Cette laïcité turque diffère du modèle français. Plutôt que de séparer strictement l’État de la religion, l’État turc a historiquement pris en charge la gestion religieuse. Le Diyanet, bien qu’il promeuve une vision séculière dans son fonctionnement administratif, place la religion sous la tutelle directe du gouvernement. Cela explique pourquoi la Turquie se revendique laïque tout en maintenant un ministère dédié aux affaires religieuses.
Minorités religieuses : une présence historique
Au-delà de l’islam, la Turquie conserve une mosaïque de minorités religieuses, principalement chrétiennes et juives. Ces communautés, bien que réduites numériquement, bénéficient d’une reconnaissance constitutionnelle. Il s’agit essentiellement des Grecs orthodoxes, des Arméniens apostoliques et des Juifs séfarades, dont les racines sur le territoire anatolien remontent à plusieurs siècles.
Leur présence est concentrée à Istanbul, où subsistent des églises et des synagogues historiques actives. Bien que leur poids démographique soit marginal, leur rôle dans l’histoire culturelle et le patrimoine architectural de la Turquie demeure un élément indissociable de l’identité nationale.

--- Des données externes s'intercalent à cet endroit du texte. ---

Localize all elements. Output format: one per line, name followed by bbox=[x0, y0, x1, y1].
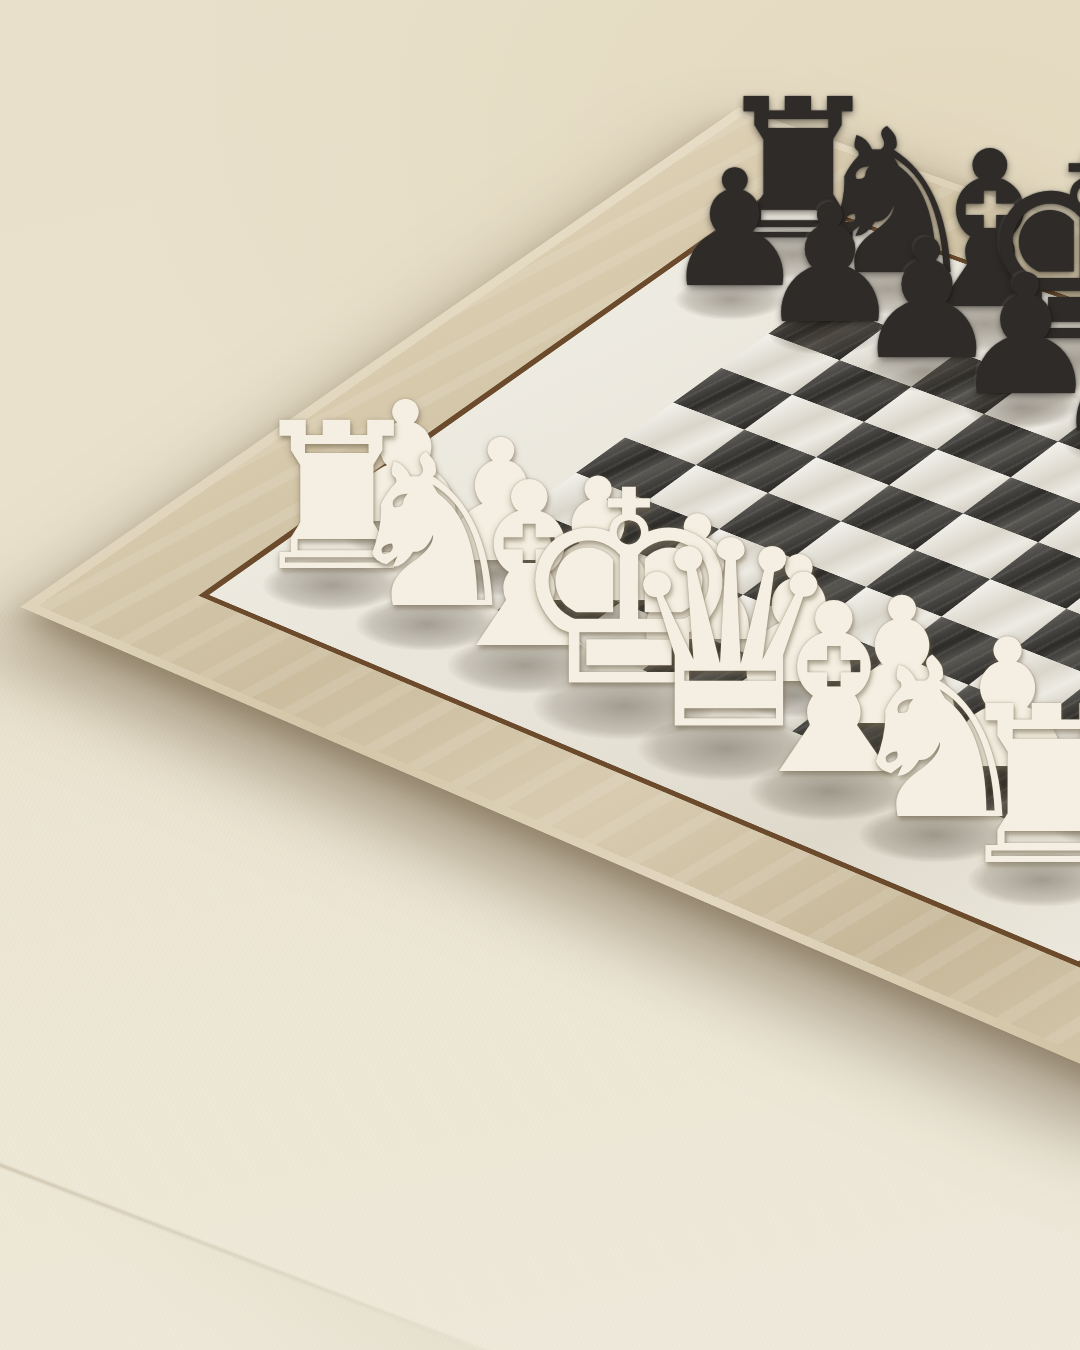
white-rook-a1[interactable]: ♜ bbox=[949, 676, 1080, 894]
black-pawn-d7[interactable]: ♟ bbox=[1051, 289, 1080, 457]
cloth-fold-shadow bbox=[0, 1168, 713, 1350]
photo-scene: ♜♞♝♛♚♝♞♜♟♟♟♟♟♟♟♟♟♟♟♟♟♟♟♟♜♞♝♛♚♝♞♜ bbox=[0, 0, 1080, 1350]
cloth-fold-line bbox=[0, 1152, 568, 1350]
pieces-layer: ♜♞♝♛♚♝♞♜♟♟♟♟♟♟♟♟♟♟♟♟♟♟♟♟♜♞♝♛♚♝♞♜ bbox=[0, 0, 1080, 1350]
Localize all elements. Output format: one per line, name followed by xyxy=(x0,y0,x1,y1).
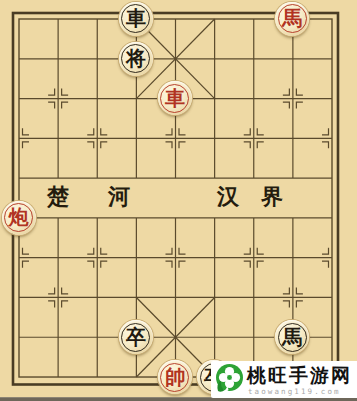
piece-red-general[interactable]: 帥 xyxy=(158,360,192,394)
xiangqi-screenshot: 楚 河 汉 界 車馬将車炮卒馬帥卒 桃旺手游网 taowang119.com xyxy=(0,0,357,401)
piece-glyph: 卒 xyxy=(126,327,146,347)
clover-logo-icon xyxy=(212,362,246,397)
piece-black-general[interactable]: 将 xyxy=(119,42,153,76)
piece-glyph: 馬 xyxy=(282,327,302,347)
piece-black-chariot[interactable]: 車 xyxy=(119,2,153,36)
watermark-url: taowang119.com xyxy=(248,387,341,396)
piece-glyph: 馬 xyxy=(282,8,302,28)
piece-red-chariot[interactable]: 車 xyxy=(158,81,192,115)
watermark-link[interactable]: 桃旺手游网 taowang119.com xyxy=(211,361,357,398)
piece-glyph: 帥 xyxy=(165,367,185,387)
piece-glyph: 車 xyxy=(126,8,146,28)
piece-black-soldier[interactable]: 卒 xyxy=(119,320,153,354)
piece-glyph: 炮 xyxy=(9,207,29,227)
piece-black-horse[interactable]: 馬 xyxy=(275,320,309,354)
watermark-site-name: 桃旺手游网 xyxy=(247,363,357,389)
piece-red-horse[interactable]: 馬 xyxy=(275,2,309,36)
piece-glyph: 将 xyxy=(126,48,146,68)
piece-red-cannon[interactable]: 炮 xyxy=(2,201,36,235)
piece-grid: 車馬将車炮卒馬帥卒 xyxy=(0,0,351,397)
piece-glyph: 車 xyxy=(165,88,185,108)
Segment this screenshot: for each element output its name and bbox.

Conseils de savoir-vivre pour les visiteurs
Respecter les codes religieux est une marque de courtoisie appréciée. La Turquie est un pays accueillant, mais certains usages doivent être observés, particulièrement lors de la visite de lieux de culte.
Pour la tenue vestimentaire, il est conseillé de porter des vêtements discrets, couvrant les épaules et les genoux. Les femmes doivent prévoir un foulard pour se couvrir les cheveux à l’entrée des mosquées. Concernant le comportement, il est d’usage de retirer ses chaussures avant d’entrer. Évitez de visiter ces lieux durant les heures de prière, surtout le vendredi, jour de grande affluence. Enfin, gardez une certaine discrétion : la religion est une affaire personnelle et sensible, il est donc préférable d’éviter les discussions polémiques sur le sujet avec des inconnus.
Questions fréquentes sur la religion en Turquie
La Turquie est-elle un pays musulman ou laïque ? La Constitution définit la Turquie comme un État laïque. Toutefois, la majorité de la population est musulmane, et la religion joue un rôle social et culturel prépondérant dans la vie publique.
Le niveau de pratique religieuse est-il homogène ? Non, il existe un contraste marqué entre les grandes métropoles comme Istanbul ou Izmir, où la pratique est souvent plus libérale, et les zones rurales ou certaines provinces de l’Anatolie intérieure, où le conservatisme religieux est plus affirmé.
Est-il dangereux de ne pas être musulman en Turquie ? Non. La Turquie est un pays ouvert aux visiteurs de toutes confessions. Le respect mutuel est la norme, et les minorités religieuses vivent en harmonie avec le reste de la population.